This is an opportunity for you to demonstrate one of the flaws of “Sola Scriptura”. Why?
Because you’ll find that trying to nail down a definition of this theology is like trying to get a cat into a gunny sack. With the lack of central authority and a system of checks and balances (which we have in the Church), defining what is true and what is not becomes problematic.
Darby produced a translation of the Bible and initiated the concept, but C.I. Scofield was responsible for popularizing Dispensationalism. Scofield’s book really popularized it: “Rightly Dividing the Word of Truth”. After that, he produced his own Study Bible around the early 1900’s and the idea took off from there.
I think it’s safe to say that it’s about 160 years old.
As to why it hasn’t “seeped in” to the Catholic faith is because of the structure of our Church. We have checks and balances designed to make sure that such things are checked, re-checked, studied and thought about by real, academically trained theologians. Protestants don’t really have that benefit.

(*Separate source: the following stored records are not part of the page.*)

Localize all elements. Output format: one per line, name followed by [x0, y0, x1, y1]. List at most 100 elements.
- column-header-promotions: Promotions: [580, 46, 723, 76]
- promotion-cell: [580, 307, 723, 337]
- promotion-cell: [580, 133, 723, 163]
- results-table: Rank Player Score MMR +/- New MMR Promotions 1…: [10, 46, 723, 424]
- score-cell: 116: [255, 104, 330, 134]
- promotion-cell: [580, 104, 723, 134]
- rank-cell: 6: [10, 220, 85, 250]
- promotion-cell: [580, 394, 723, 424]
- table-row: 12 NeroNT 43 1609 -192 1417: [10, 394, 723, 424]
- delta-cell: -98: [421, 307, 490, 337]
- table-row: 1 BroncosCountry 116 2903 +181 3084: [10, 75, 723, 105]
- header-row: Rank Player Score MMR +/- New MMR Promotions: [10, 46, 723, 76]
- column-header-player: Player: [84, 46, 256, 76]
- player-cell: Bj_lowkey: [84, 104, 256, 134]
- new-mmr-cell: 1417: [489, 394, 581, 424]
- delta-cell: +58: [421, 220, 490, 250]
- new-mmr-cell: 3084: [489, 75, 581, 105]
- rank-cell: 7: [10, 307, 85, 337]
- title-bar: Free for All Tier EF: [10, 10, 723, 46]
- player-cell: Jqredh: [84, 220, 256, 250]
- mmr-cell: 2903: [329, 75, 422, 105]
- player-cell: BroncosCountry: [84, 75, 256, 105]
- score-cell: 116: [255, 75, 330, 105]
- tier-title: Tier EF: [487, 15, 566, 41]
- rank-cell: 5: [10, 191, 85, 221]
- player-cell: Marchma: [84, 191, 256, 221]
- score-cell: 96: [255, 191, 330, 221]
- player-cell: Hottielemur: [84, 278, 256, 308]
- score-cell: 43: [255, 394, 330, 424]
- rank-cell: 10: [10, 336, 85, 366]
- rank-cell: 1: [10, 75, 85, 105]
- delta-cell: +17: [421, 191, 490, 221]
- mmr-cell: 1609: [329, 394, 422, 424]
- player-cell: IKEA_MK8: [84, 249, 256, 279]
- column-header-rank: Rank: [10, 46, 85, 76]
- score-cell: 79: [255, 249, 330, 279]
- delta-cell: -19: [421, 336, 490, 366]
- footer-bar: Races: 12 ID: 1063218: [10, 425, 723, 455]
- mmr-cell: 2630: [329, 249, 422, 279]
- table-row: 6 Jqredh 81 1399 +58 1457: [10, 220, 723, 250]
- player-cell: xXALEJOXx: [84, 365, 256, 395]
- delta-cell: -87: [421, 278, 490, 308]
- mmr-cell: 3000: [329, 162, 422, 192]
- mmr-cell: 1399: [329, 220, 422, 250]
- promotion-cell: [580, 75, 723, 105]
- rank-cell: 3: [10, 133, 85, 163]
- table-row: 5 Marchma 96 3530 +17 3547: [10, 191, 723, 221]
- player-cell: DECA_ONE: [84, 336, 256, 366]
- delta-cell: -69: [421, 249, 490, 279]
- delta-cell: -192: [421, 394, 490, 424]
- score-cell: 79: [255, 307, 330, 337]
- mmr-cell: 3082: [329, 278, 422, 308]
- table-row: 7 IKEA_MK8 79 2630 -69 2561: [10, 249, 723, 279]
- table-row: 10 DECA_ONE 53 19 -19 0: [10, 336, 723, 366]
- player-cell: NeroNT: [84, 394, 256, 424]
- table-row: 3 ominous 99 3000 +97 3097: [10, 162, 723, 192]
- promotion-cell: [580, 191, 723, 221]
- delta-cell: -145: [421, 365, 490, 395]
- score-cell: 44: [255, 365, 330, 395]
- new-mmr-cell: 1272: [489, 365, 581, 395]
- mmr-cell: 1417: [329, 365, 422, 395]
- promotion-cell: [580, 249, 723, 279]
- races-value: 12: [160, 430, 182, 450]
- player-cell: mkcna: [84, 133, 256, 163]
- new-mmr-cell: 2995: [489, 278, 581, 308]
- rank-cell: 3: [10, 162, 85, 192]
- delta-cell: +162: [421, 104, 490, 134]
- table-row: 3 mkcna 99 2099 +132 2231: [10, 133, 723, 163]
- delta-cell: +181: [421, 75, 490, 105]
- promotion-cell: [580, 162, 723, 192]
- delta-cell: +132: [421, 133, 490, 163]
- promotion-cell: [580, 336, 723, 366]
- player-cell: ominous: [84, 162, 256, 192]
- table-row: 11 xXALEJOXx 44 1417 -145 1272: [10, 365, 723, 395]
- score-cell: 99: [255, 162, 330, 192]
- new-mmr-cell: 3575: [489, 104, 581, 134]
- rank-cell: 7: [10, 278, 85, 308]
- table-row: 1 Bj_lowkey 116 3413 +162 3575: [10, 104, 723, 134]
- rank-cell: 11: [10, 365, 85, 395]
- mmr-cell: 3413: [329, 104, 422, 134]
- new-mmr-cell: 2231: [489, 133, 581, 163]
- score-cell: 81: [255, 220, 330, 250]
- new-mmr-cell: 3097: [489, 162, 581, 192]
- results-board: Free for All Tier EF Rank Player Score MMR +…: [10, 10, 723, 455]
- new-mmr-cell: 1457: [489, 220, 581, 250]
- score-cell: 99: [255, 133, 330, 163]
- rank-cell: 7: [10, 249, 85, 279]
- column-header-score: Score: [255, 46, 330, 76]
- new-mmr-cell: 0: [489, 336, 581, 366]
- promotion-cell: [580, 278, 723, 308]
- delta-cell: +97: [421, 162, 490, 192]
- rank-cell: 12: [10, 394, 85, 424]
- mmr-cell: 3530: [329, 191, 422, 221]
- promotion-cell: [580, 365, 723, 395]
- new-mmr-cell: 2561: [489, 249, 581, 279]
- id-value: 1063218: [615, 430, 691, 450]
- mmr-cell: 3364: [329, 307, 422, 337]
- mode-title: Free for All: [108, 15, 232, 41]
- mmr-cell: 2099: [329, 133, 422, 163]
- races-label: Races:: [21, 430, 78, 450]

“Sola Scriptura” is what allows these things to “seep in” to protestant denominations. In that world, if enough people believe in a specific interpretation of scripture, then it has a very good chance of infiltrating major denominations. And, if it doesn’t, the people who believe it will can start their own denomination.
What you’ll find is that many of these advocates of Dispensationalism disagree as to the exact definition of it. Once again, these disagreements are the direct result of “Sola Scriptura”, because if you have no central authority then there is no clear definition of the doctrine.
Here’s an interview with John MacArthur that shows you an example of the disagreements.
Keep in mind that John MacArthur is a rabid anti-catholic. Use caution in suggesting your friend read that article.
You need to be careful of taking information off the web about this because opinions and definitions on this vary wildly and I find it hard to believe that you’ll find unbiased sources on the web.
Many Protestant denominations reject the concept. Most of those denominations fall under the category of “Reformed Theology”.
Here is an article that will help. Keep in mind it was written by a Reformed Theologian, so it is not a neutral position. IMO, however, it’s fairly accurate.
This is mostly from memory, so factual corrections are welcome!